All available arguments:

-i<string> : input multiple alignment file (MAF format)
-o<string> : binary feature output files
-n<string> : names of the genomes to be extracted (must match MAF)
-nosame<bool> : skip positions in which all calls are the same (def=0)
-m<int> : minimum coverage (def=2)
-c<string> : name of the genome in which the coordinates will be reported

Note that you need to provide a plain text file to option -n that contains all the organisms to be analyzed, with one entry per line (see sample data below). The option -c defines which genome to use as the coordinate system, and this organism needs to be in the list of names. If organisms are either fairly closely related (more bases match than mismatch across all organisms), or the experiment normalizes conserved regions, we recommend the -nosame option.

To convert from multi-fasta format, use:

> ./Fasta2HMMFeature

-i<string> : input fasta file (multiple alignment)
-o<string> : binary output file
-nosame<bool> : skip positions in which all calls are the same (def=0)
-m<int> : minimum coverage (def=2)

and all entries in the multi-fasta file will be converted to Saguaro format. Note that the mult-fasta file needs to contain all the gaps to build a consistent multi-alignment, and further, that the multi-alignment positions will be used as the coordinate system to report results.

Running Saguaro
Once converted into features, run Saguaro, the options are:

>./Saguaro

-f<string> : Feature vector (def=)
-l<string> : Feature vector list file (def=)
-o<string> : output directory
-cycle<int> : iterations per cycle (def=2)
-iter<int> : iterations with split (def=40)
-t<double> : transition penalty (def=150)

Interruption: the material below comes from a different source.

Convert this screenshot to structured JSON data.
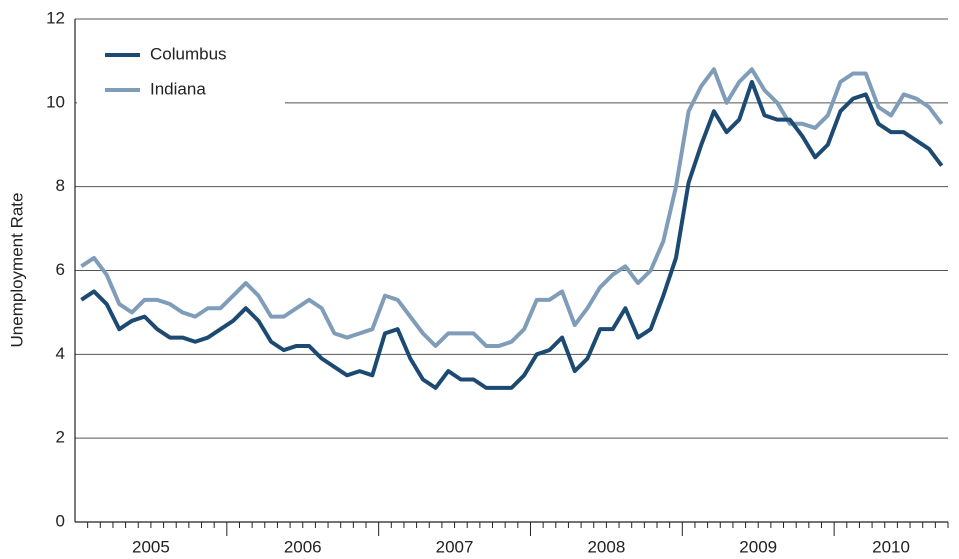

where either a single feature file will be processed via the -f option, or a list of files (one line per file name) is supplied via the -l option. The option -iter controls both the number of iterations, as well as how many hypotheses will be output.

Output
The final result is found in the output directory, called LocalTrees.out. After a file header, it lists a phylogeny for each genomic location, including coordinates and a distance matrix best describing this regions, e.g.:

cactus0 chr6: 32886361 - 32893560       length: 7199    (frames 72-284 l=212)   score=21.1358
hg18    panTro2 rheMac2 calJac1 tarSyr1 gorGor1
hg18    -0.00   0.10    0.76    1.47    2.14    0.10
panTro2 0.10    -0.00   0.87    1.58    2.14    0.12
rheMac2 0.76    0.87    0.01    0.99    1.16    0.84
calJac1 1.47    1.58    0.99    0.05    0.87    1.78
tarSyr1 2.14    2.14    1.16    0.87    0.04    2.08
gorGor1 0.10    0.12    0.84    1.78    2.08    -0.00

In addition, the file saguaro.cactus lists all hypotheses that have been generated during the run and fit the individual regions best genome-wide. Note that Saguaro is not forced to assign genomic regions to all hypotheses, so some might not be used to classify local regions.

Example data set
For example data, see the script test_Saguaro that is distributed with the software. The sample data is part of the 29 mammalian genomes alignments, and maps to a part of human chromosome 6.